In line with the Supply Chain Act, on 23 February 2022, the European Commission of the EU published the draft of its corporate sustainability and due diligence directive that aims to promote sustainable and responsible corporate behaviour by incorporating human rights and environmental considerations into company operations and corporate governance.[2] The proposed directive marks a shift from voluntary to mandatory sustainability due diligence in the EU and represents a step towards greater corporate accountability for environmental and social impacts. The directive must now be approved by the European Parliament and Council of the EU. According to the proposed directive, Member States are required to integrate it into national law within two years from the adoption.

Under these regulations, businesses must establish grievance mechanisms and report on their activities to prevent or minimise risks and violations related to sustainable supply chain management. Moreover, enforcement and sanction mechanisms are foreseen, establishing administrative or civil liability for non-compliant companies, not to mention the negative publicity and reputational damage this may entail. Key due diligence obligations include:

  • establishing a risk management system; 
  • performing regular risk analyses;
  • designing and adopting human rights policies; 
  • establishing due diligence measures in their own business area and vis-à-vis suppliers;
  • taking remedial action in the event of an imminent or actual violation of a human rights or environmental obligation to end, minimise or prevent a such violation, as the case may be;
  • establishing a complaint procedure for the reporting of human rights violations; and
  • documenting and reporting due diligence measures. 
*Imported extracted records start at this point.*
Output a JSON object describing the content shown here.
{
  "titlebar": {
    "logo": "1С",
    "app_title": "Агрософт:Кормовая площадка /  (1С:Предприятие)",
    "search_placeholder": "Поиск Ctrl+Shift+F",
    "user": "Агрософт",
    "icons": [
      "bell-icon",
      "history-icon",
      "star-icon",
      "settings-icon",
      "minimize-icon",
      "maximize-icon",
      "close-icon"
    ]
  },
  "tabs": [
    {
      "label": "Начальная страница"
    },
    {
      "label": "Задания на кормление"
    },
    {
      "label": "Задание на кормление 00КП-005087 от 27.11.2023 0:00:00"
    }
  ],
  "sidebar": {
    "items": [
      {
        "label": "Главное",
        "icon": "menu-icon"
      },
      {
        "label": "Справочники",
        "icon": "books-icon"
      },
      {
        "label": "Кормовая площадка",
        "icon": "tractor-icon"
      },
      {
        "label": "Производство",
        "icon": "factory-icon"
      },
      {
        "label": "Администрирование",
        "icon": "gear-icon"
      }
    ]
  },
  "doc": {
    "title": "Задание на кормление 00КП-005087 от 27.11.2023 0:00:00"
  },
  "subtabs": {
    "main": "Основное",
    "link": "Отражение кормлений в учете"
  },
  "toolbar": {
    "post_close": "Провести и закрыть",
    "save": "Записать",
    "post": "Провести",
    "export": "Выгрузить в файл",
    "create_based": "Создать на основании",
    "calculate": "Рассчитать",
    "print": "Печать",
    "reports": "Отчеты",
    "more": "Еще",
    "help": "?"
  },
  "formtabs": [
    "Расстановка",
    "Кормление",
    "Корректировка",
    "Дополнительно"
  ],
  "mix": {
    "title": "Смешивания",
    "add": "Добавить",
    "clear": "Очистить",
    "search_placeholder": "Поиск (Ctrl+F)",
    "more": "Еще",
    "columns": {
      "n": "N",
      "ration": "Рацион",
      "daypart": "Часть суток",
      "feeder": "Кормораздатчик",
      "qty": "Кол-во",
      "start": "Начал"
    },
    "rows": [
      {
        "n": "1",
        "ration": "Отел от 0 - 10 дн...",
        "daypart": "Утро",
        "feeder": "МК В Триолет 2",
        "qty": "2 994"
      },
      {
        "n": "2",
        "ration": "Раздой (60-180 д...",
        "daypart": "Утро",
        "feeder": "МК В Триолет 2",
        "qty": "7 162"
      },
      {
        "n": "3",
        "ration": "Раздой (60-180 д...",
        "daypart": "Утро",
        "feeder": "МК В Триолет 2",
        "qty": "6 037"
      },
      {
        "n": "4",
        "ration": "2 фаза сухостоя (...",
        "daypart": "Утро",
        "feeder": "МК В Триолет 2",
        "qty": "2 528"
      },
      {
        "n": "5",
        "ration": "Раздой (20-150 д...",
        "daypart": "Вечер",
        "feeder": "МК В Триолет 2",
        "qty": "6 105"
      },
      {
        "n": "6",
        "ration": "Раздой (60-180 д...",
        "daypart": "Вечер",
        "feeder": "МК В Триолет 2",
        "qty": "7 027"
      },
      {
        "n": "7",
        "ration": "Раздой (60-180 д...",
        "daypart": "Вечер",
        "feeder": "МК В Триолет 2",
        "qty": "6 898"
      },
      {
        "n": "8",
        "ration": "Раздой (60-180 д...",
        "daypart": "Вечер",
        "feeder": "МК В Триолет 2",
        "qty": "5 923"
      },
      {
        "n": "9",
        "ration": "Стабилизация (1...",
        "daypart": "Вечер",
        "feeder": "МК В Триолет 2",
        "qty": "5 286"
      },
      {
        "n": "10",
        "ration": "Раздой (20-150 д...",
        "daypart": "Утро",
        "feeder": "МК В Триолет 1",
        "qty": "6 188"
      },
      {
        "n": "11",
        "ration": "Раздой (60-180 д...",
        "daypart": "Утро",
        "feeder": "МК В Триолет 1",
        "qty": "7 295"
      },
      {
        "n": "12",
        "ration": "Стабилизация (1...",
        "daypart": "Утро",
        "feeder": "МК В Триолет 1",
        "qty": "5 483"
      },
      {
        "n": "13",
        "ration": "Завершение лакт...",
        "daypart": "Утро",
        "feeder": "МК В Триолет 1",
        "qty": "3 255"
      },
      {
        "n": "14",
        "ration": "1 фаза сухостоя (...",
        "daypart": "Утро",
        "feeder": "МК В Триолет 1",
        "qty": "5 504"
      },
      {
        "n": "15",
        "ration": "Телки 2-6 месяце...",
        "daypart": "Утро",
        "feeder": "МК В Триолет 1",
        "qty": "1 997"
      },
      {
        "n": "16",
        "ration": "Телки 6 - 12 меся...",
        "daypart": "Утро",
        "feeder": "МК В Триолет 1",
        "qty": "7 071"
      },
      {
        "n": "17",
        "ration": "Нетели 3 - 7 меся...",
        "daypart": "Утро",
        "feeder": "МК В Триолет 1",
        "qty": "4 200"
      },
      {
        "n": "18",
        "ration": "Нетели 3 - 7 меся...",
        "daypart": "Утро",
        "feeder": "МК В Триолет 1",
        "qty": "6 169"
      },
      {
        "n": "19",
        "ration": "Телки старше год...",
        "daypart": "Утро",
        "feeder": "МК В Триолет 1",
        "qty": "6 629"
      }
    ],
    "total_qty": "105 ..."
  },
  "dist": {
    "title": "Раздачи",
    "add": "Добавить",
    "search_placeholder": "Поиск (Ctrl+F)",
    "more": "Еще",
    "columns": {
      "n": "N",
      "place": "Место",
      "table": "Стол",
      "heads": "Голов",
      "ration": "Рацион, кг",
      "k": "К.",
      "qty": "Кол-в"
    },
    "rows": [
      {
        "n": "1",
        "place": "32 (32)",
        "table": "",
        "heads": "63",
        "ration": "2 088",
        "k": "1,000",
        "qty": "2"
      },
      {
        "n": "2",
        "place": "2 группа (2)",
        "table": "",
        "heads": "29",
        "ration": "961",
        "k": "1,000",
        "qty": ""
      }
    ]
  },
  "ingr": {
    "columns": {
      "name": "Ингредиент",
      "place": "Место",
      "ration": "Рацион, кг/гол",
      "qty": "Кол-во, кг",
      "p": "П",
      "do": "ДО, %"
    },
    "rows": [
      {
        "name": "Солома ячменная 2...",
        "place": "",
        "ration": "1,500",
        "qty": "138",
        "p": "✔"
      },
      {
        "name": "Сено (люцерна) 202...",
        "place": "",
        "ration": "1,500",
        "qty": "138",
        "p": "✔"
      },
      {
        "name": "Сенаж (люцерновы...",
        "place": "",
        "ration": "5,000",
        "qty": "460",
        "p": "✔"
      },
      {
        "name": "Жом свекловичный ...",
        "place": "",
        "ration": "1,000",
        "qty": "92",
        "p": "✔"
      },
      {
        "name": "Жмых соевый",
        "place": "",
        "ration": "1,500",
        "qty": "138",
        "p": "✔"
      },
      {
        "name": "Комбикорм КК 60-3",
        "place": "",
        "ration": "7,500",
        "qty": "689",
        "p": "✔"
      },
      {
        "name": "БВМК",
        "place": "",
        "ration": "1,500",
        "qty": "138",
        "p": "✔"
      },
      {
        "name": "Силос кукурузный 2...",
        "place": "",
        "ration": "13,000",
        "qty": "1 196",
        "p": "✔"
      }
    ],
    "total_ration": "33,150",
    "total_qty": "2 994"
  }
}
These legislative efforts are marking a pivotal moment in global corporate responsibility, imposing unprecedented requirements on companies operating within and beyond Europe. For Latin American (LATAM) companies, this represents both challenges and opportunities that demand careful consideration and strategic action.


Challenges and opportunities in Latin America

To adapt to the legal framework, companies in Europe are strengthening their third-party due diligence processes by increasing requirements for suppliers worldwide. Even small and medium-sized companies will need to create or adapt their compliance programmes accordingly if they want to become or remain part of the global supply chain in their sector.
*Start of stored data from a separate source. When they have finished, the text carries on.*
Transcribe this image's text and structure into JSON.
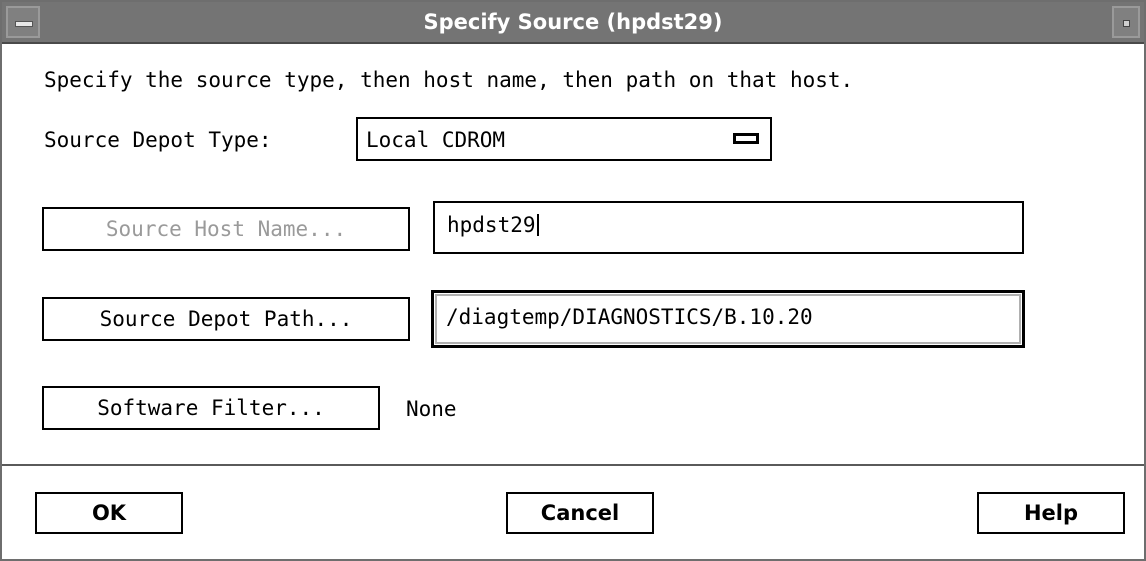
{
  "window": {
    "title": "Specify Source (hpdst29)"
  },
  "instructions": "Specify the source type, then host name, then path on that host.",
  "source_depot_type": {
    "label": "Source Depot Type:",
    "value": "Local CDROM"
  },
  "source_host": {
    "button_label": "Source Host Name...",
    "value": "hpdst29",
    "button_enabled": false
  },
  "source_path": {
    "button_label": "Source Depot Path...",
    "value": "/diagtemp/DIAGNOSTICS/B.10.20"
  },
  "software_filter": {
    "button_label": "Software Filter...",
    "value": "None"
  },
  "actions": {
    "ok": "OK",
    "cancel": "Cancel",
    "help": "Help"
  },
  "icons": {
    "window_menu": "window-menu-icon",
    "minimize": "minimize-icon",
    "option_indicator": "option-menu-indicator-icon"
  }
}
In LATAM, local compliance regulations and integrity culture vary across countries, presenting additional challenges when implementing this legislation.

Navigating the complexities of compliance in LATAM requires a proactive and adaptive approach. Adapting to the requirements calls for a thorough assessment of the local compliance landscape in each country of operation, which involves understanding the specific legal and regulatory frameworks, as well as the local culture and corporate integrity culture. To tackle these challenges, it is highly recommended to engage local legal counsel and compliance experts to navigate the intricacies of each jurisdiction.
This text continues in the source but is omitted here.